‘I do not value such adventures. Canada, I find, has an… excess of colour, and what I saw of Gibraltar does not spark in me any great desire for sightseeing.’
‘Yet you have chosen the sea life?’
‘I feel a certain calling. At the same time, I will confess to you, sir, in a sense it weighs heavily.’
‘Oh?’
Peake turned to face him. ‘Nicholas – I think we might be accounted friends? Fellow believers? That is,’ he hastened to add, ‘in the essential rationality of the objective man when detached from corporeal encumbrances?’
‘I warm to Leibniz and his position before that of your Spinoza and his Deductions, Mr Peake.’
‘Quite so – we have discussed this before, as I recollect. No, sir, what I face might be considered a… dilemma of conscience.’
‘Ah! Bayle and the Sceptic position,’ Renzi said, with keen anticipation.
Peake winced. ‘Not as who should say, sir. I will be frank – in the lively trust in your discretion and the earnest hope that you will assist me in coming to a comfortable resolution.’
‘My discretion is assured, sir, but I cannot be sanguine about my suitability to aid you in a matter of churchly ethics.’
‘Never so, Renzi. Allow me to set forth the essentials. Since childhood I have been charmed by the rightness of nature: such nicety in the disposition of leaves on a stem, musculature in a cat, the flight of a swallow. In fine, Renzi, it is life’s vitality itself that, for me, is of all the world the greater worth.’
He looked closely at Renzi, then out to the immensity of the sea. ‘Here is the dilemma, my friend. I had an adequate living as curate in a peaceful village in Shropshire, and you may believe that for the quiet and reflective mind there are few occupations that can better that of a country parson.
‘When the revolution began in France I was puzzled. Then an émigré French family came to the village and I learned of the true situation while attending upon the matriarch, who had lost her mind at the experience.’ His voice strengthened. ‘This is the reason for the offer of my services to His Majesty – that in some way I was playing a part in the defending of my country against such unspeakable horrors.’
‘A noble part, Mr Peake,’ Renzi murmured.

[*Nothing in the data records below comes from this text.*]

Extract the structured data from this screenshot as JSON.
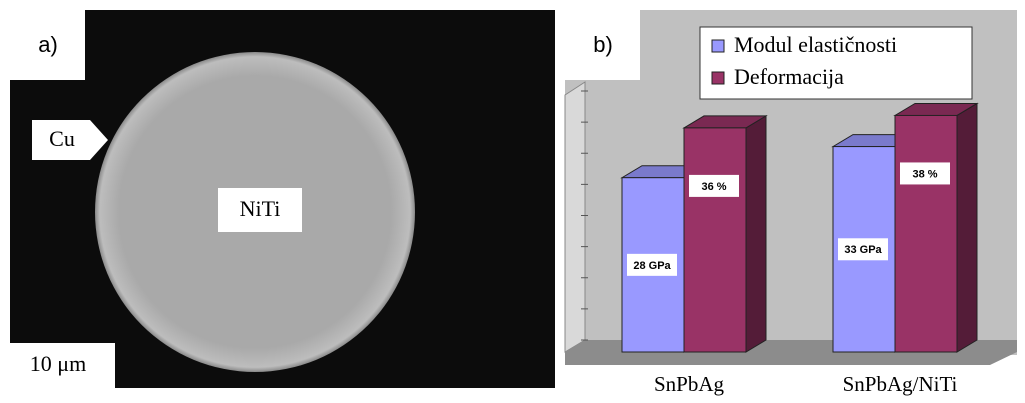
{
  "micrograph": {
    "panel_label": "a)",
    "pointer_label": "Cu",
    "center_label": "NiTi",
    "scale_label": "10 μm"
  },
  "chart_data": {
    "type": "bar3d",
    "panel_label": "b)",
    "categories": [
      "SnPbAg",
      "SnPbAg/NiTi"
    ],
    "series": [
      {
        "name": "Modul elastičnosti",
        "color": "#9999ff",
        "values": [
          28,
          33
        ],
        "value_labels": [
          "28 GPa",
          "33 GPa"
        ]
      },
      {
        "name": "Deformacija",
        "color": "#993366",
        "values": [
          36,
          38
        ],
        "value_labels": [
          "36 %",
          "38 %"
        ]
      }
    ],
    "ylim": [
      0,
      40
    ],
    "yticks": [
      0,
      5,
      10,
      15,
      20,
      25,
      30,
      35,
      40
    ],
    "legend": "top-right"
  }
}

‘But in my time on Tenacious I have learned much indeed. The sailors are rough fellows but in their way are as tender as babes to each other. And the midshipmen, scamps and rascals indeed, but I feel that they act as they do out of a need to retreat from martial horrors to the innocence of their so recently departed childhood.’
Renzi’s eyebrows went up, but he said nothing. Peake drew a deep breath and continued, ‘What I am saying is that I have been privileged to see a species of humanity, nauta innocentia, that perfectly displays the qualities of life-cherishing animation that I so value. So you may recognise the anguish I feel when the captain calls for practice with his cannon – “those mortal engines, whose rude throats could counterfeit the dread clamours of Jove!”
‘Renzi, my friend, please understand, it causes me the utmost pain when my unruly imagination pictures for me their purpose – the tearing apart of the sacred flesh of life and its utter and final extinction. Be they enemy of my country, I cannot prevent the betraying thought that even so they hold within them the same vital flame.
‘How can I bring myself to accede to my captain’s constant pressing to hurl unrelenting maledictions on the French in sermon and prayer when I find myself in such brotherly commune with their life-force? How can I hate an enemy when I understand only too well what it is to contain life within you? Whatever should I do? Nicholas – I’m torn. Help me do my duty.’
The beat west was tiring and dispiriting, long miles of vigilant ships but empty sea. A distance further than a complete Atlantic crossing, weeks turning to months – and still not even the wisp of a rumour of a vast French fleet.
South of Crete, with the ancient land of Greece left to starboard, they were traversing the width of the Ionian Sea and approaching where they had left with such hopes a long month before. There was now a pressing need for provisions and water. In these lonely and hostile seas the only possibility was the Kingdom of the Two Sicilies and of these the closer was Syracuse, on the eastern shores of Sicily.
The hard-run fleet, each ship with the blue ensign of Rear Admiral Nelson aloft, sighted the rugged pastel grey coast of Sicily at last and prepared to enter the ancient port. The sleepy town lay under the sun’s glare to starboard, mysterious ruins above scrubby cliffs to larboard. It was a difficult approach with troubled waters betraying rocky shoals extending menacingly into the bare half-mile of the intricate entrance.